APO ISLAND | A Round Up Travel Guide

Maybe it was too premature for us taking Apo Island just when TS Pablo had caused massive destruction on the marine environment, and that January is never the best time to visit this island. Maybe we were just vacation-hungry, get-together-thirsty, and was looking forward to seeing a pawikan that we never got to see. Not. A. Single. One. In. Sight. But it did not stop us from having a good time.

Here’s a complete travel guide with the information you need for directions on how to get to there, where to stay, & eat, and the attractions, and activities you can do at Apo Island.


  • Protected Marine Sanctuary. Unfortunately the Marine Sanctuary still closed for visitors. TS Pablo hit and destroyed the marine environment with it’s pounding strong waves. We did get to spend time along it’s shores, and beach late at night, and in the early morning.
  • Butterfly Park. Just around the bend along the path going to the marine sanctuary is the Butterfly Park. Unfortunately, we did not have enough time to check this and the lighthouse during our  visit.
  • Dayhike & the Lighthouse
  • Water activities: Scuba Dive | Snorkel | Swim. Apo Island, and it’s surrounding waters is a protected area. If you want the best out of this experience — swim if you won’t snorkel; snorkel if you won’t dive; and learn, and get PADI certification, if you’re not a diver yet. Under waters surfaces is the best place to be at when you’re here. We just swam, and did snorkeling ofcourse, and a really bad sea urchin incident after.


We stayed at the H-H Rooms For Rent. It’s the cheapest lodging house of the four accommodations you will find in the island. Most accommodations offer to cook meals for you for an additional rate. The resort also welcomes guest for meals, and drinks at their open dining area, and bar even if you’re not staying with them. There are also sari-sari stores, and you can see locals selling around snacks in the village. For the complete list of the accommodations and the starting rates they have, please click HERE.

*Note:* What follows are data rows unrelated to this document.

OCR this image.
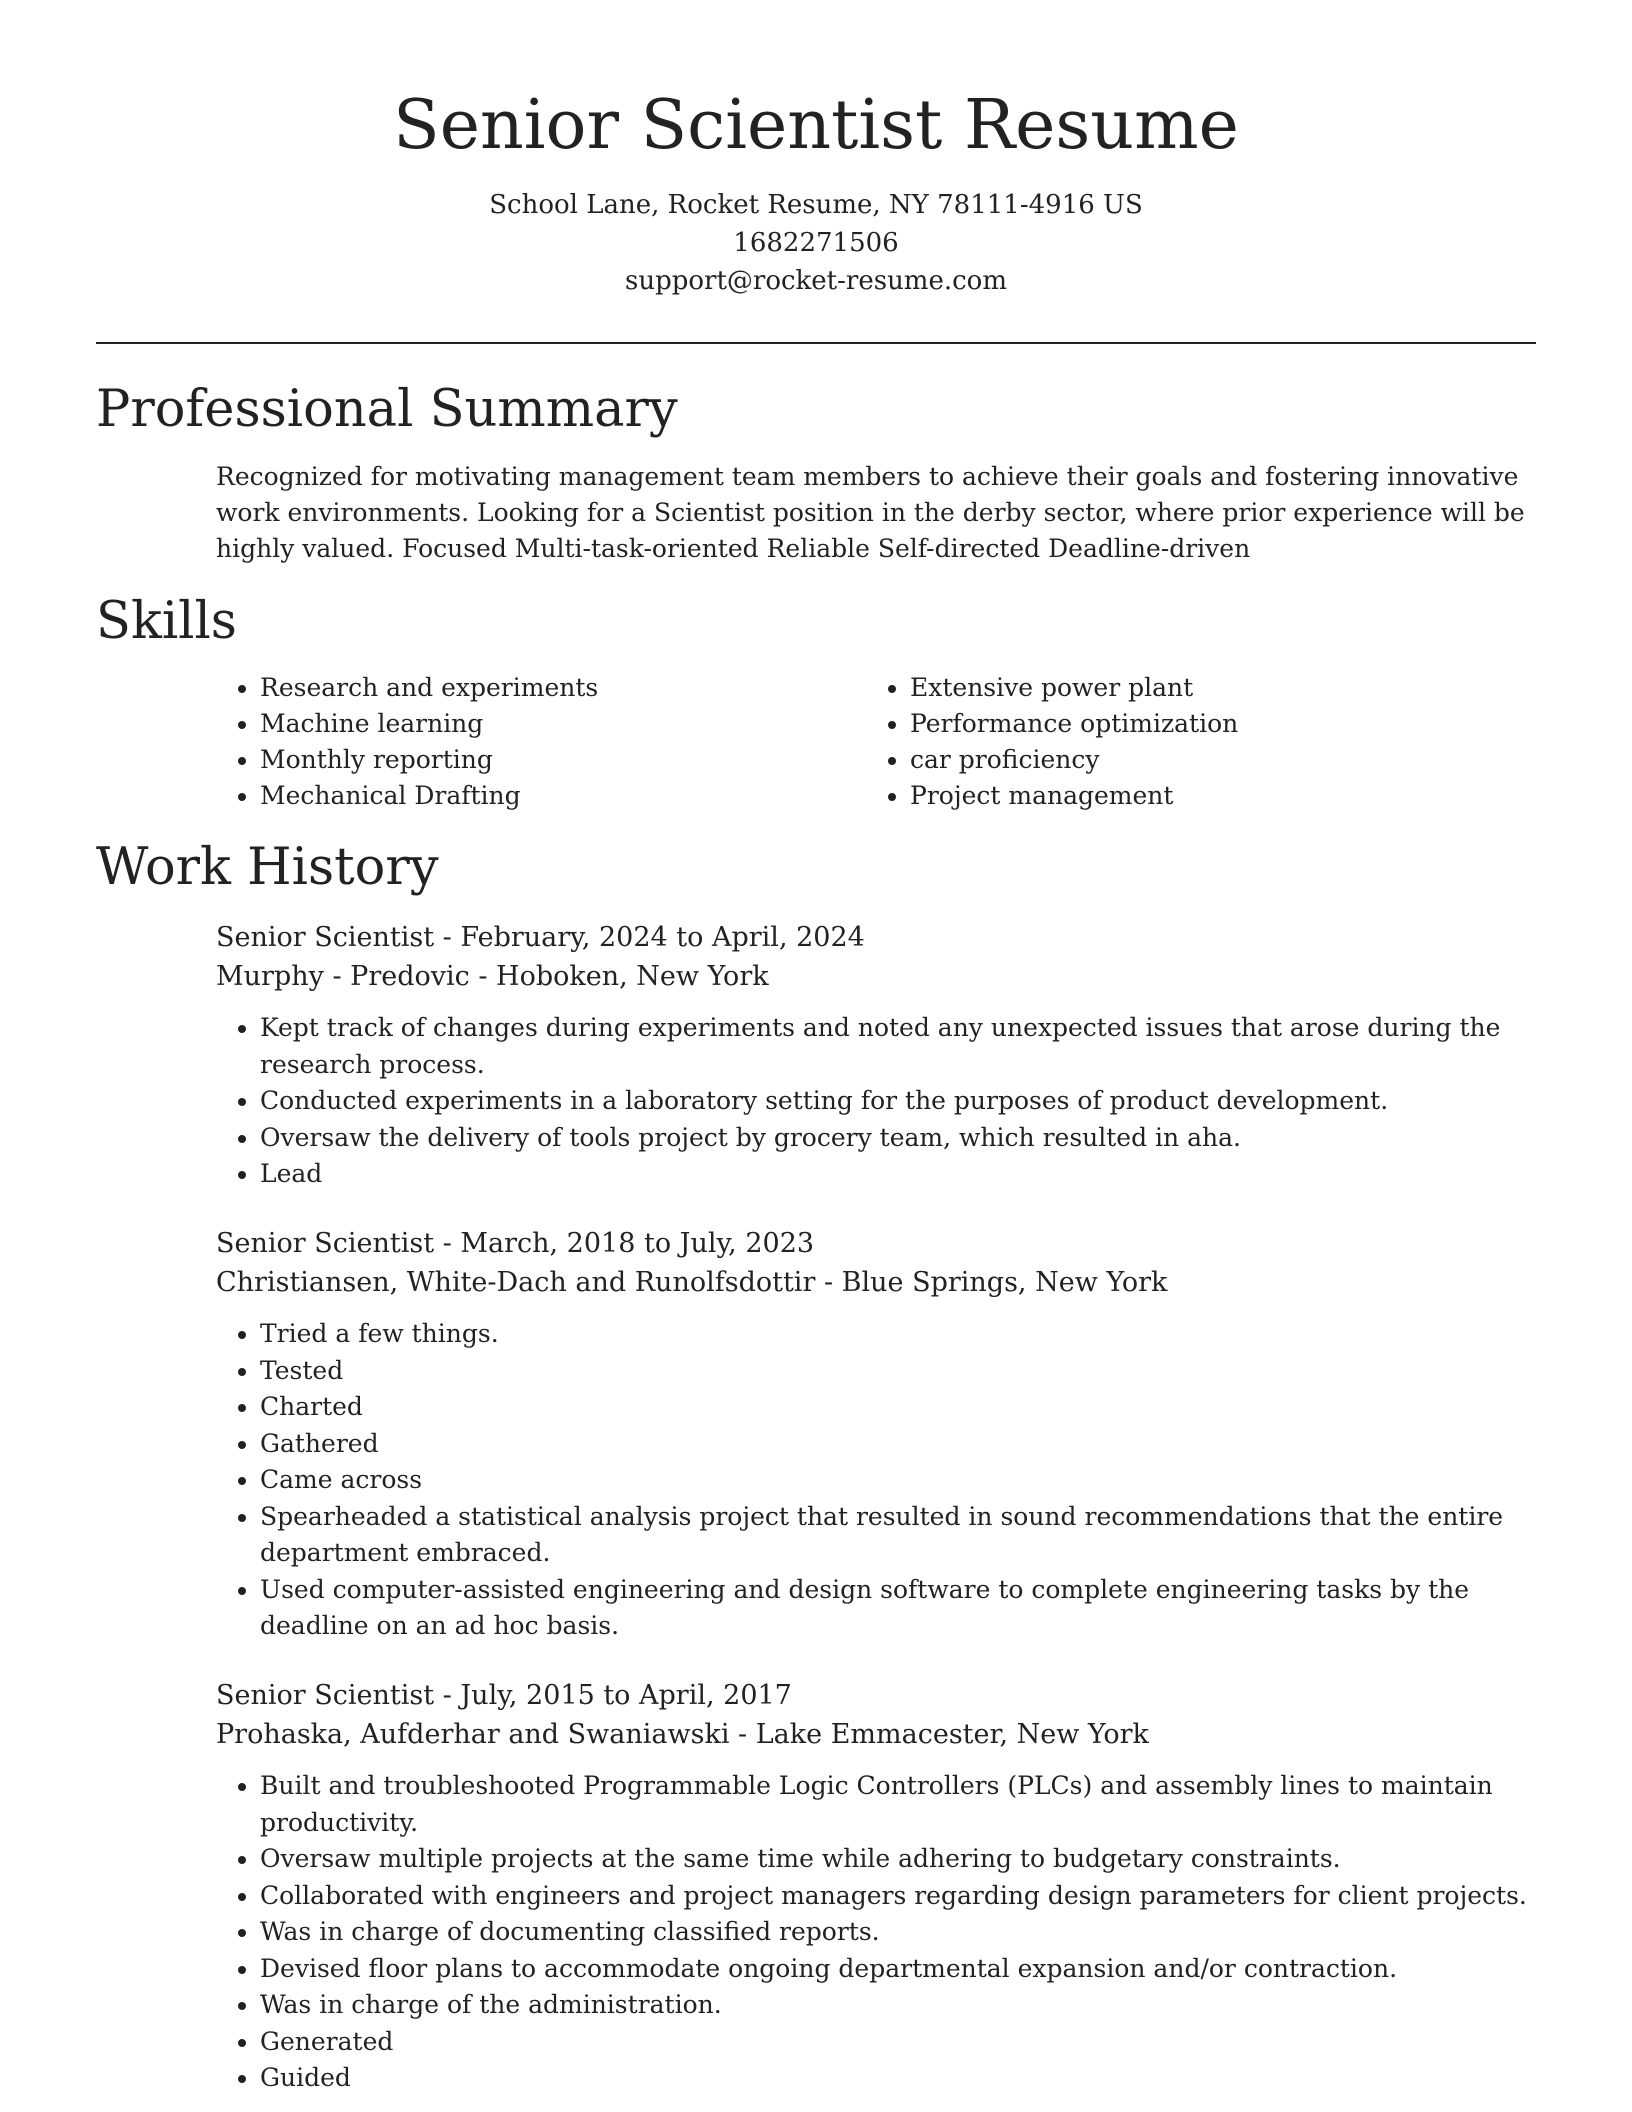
Senior Scientist Resume
School Lane, Rocket Resume, NY 78111-4916 US
1682271506
support@rocket-resume.com
Professional Summary
Recognized for motivating management team members to achieve their goals and fostering innovative work environments. Looking for a Scientist position in the derby sector, where prior experience will be highly valued. Focused Multi-task-oriented Reliable Self-directed Deadline-driven
Skills
• Research and experiments
• Machine learning
• Monthly reporting
• Mechanical Drafting
• Extensive power plant
• Performance optimization
• car proficiency
• Project management
Work History
Senior Scientist - February, 2024 to April, 2024
Murphy - Predovic - Hoboken, New York
• Kept track of changes during experiments and noted any unexpected issues that arose during the research process.
• Conducted experiments in a laboratory setting for the purposes of product development.
• Oversaw the delivery of tools project by grocery team, which resulted in aha.
• Lead
Senior Scientist - March, 2018 to July, 2023
Christiansen, White-Dach and Runolfsdottir - Blue Springs, New York
• Tried a few things.
• Tested
• Charted
• Gathered
• Came across
• Spearheaded a statistical analysis project that resulted in sound recommendations that the entire department embraced.
• Used computer-assisted engineering and design software to complete engineering tasks by the deadline on an ad hoc basis.
Senior Scientist - July, 2015 to April, 2017
Prohaska, Aufderhar and Swaniawski - Lake Emmacester, New York
• Built and troubleshooted Programmable Logic Controllers (PLCs) and assembly lines to maintain productivity.
• Oversaw multiple projects at the same time while adhering to budgetary constraints.
• Collaborated with engineers and project managers regarding design parameters for client projects.
• Was in charge of documenting classified reports.
• Devised floor plans to accommodate ongoing departmental expansion and/or contraction.
• Was in charge of the administration.
• Generated
• Guided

The island is roughly around 12 hectares, and only a fraction of it is inhabited, and the large part is protected landscape. They do not have any means of public transportation because everything is accessible by foot. The Apo Island Village small that one could go around it for only 20-30 minutes, with some short stops buying food at the local sari-sari store, and some short chats with the locals.


Detailed post on how to get to Apo Island from Dumaguete City HERE.

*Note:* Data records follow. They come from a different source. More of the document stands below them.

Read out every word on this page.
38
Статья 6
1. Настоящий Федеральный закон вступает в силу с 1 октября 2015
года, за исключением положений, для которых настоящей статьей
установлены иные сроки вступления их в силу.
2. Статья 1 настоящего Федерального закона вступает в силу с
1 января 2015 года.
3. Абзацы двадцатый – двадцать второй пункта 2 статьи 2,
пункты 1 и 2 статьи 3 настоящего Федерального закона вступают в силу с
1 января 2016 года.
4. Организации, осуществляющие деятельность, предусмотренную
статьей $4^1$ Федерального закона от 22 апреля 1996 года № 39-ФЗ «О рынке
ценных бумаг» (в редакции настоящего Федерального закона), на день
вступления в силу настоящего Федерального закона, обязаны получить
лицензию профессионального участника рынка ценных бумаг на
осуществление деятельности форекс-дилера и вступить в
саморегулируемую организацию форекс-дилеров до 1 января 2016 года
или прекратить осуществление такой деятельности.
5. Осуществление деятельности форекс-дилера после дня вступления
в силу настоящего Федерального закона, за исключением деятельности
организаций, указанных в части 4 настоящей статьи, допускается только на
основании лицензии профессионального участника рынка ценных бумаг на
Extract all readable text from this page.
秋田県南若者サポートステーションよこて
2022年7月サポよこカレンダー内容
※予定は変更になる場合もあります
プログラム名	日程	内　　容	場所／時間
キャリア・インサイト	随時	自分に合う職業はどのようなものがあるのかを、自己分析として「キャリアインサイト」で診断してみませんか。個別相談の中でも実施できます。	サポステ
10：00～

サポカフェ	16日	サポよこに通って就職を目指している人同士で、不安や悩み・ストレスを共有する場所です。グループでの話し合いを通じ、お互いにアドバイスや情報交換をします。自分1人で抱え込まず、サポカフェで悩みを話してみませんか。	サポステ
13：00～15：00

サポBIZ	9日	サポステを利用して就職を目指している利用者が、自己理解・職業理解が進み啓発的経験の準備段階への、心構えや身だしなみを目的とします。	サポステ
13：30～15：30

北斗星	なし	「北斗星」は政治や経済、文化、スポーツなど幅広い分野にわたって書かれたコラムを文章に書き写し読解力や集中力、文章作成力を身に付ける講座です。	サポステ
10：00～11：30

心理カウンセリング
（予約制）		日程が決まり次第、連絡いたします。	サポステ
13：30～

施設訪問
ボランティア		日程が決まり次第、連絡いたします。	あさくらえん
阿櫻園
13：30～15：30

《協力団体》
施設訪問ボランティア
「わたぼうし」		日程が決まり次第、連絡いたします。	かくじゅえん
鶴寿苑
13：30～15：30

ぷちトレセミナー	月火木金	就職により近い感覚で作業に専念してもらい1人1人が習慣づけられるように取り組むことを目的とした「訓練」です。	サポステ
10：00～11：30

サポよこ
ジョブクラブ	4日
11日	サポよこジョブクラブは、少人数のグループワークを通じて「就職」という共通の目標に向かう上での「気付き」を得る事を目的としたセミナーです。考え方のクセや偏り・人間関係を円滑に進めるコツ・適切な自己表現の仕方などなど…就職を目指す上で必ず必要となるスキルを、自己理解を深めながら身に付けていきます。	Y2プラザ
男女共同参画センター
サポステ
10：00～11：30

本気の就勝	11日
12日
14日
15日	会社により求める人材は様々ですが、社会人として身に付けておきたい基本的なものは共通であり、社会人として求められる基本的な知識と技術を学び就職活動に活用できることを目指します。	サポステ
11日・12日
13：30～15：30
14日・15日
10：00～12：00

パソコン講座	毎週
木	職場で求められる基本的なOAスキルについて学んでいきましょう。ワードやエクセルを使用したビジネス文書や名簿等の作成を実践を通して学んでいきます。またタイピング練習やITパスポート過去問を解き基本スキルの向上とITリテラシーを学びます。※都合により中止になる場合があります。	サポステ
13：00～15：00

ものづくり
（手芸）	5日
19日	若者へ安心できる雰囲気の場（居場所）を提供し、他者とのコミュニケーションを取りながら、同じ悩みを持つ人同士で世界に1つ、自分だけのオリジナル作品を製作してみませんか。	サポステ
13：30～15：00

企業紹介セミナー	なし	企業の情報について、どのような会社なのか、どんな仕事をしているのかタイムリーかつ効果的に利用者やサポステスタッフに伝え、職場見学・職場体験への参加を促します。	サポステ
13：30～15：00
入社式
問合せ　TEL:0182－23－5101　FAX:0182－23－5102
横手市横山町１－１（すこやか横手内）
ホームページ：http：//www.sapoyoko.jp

+ Show support  to local community by buying your food, and drinks in the island.
+ Visitors are not allowed to put up tents on the beach, or anywhere in the island to sleep in. Apo Island is a community-based tourism destination that encourages visitors to support them through services, and/or products they offer, and sell.
+ Apo Island has a swamp area, and mosquitoes can come in brutal. Lodging houses offers mosquito nets, but carry with you insect repellents.

+ Electricity is only available at 6AM – 9PM, the house caretaker left our group flashlights to use. You can can ask if you can borrow one if you don’t have flashlight with you.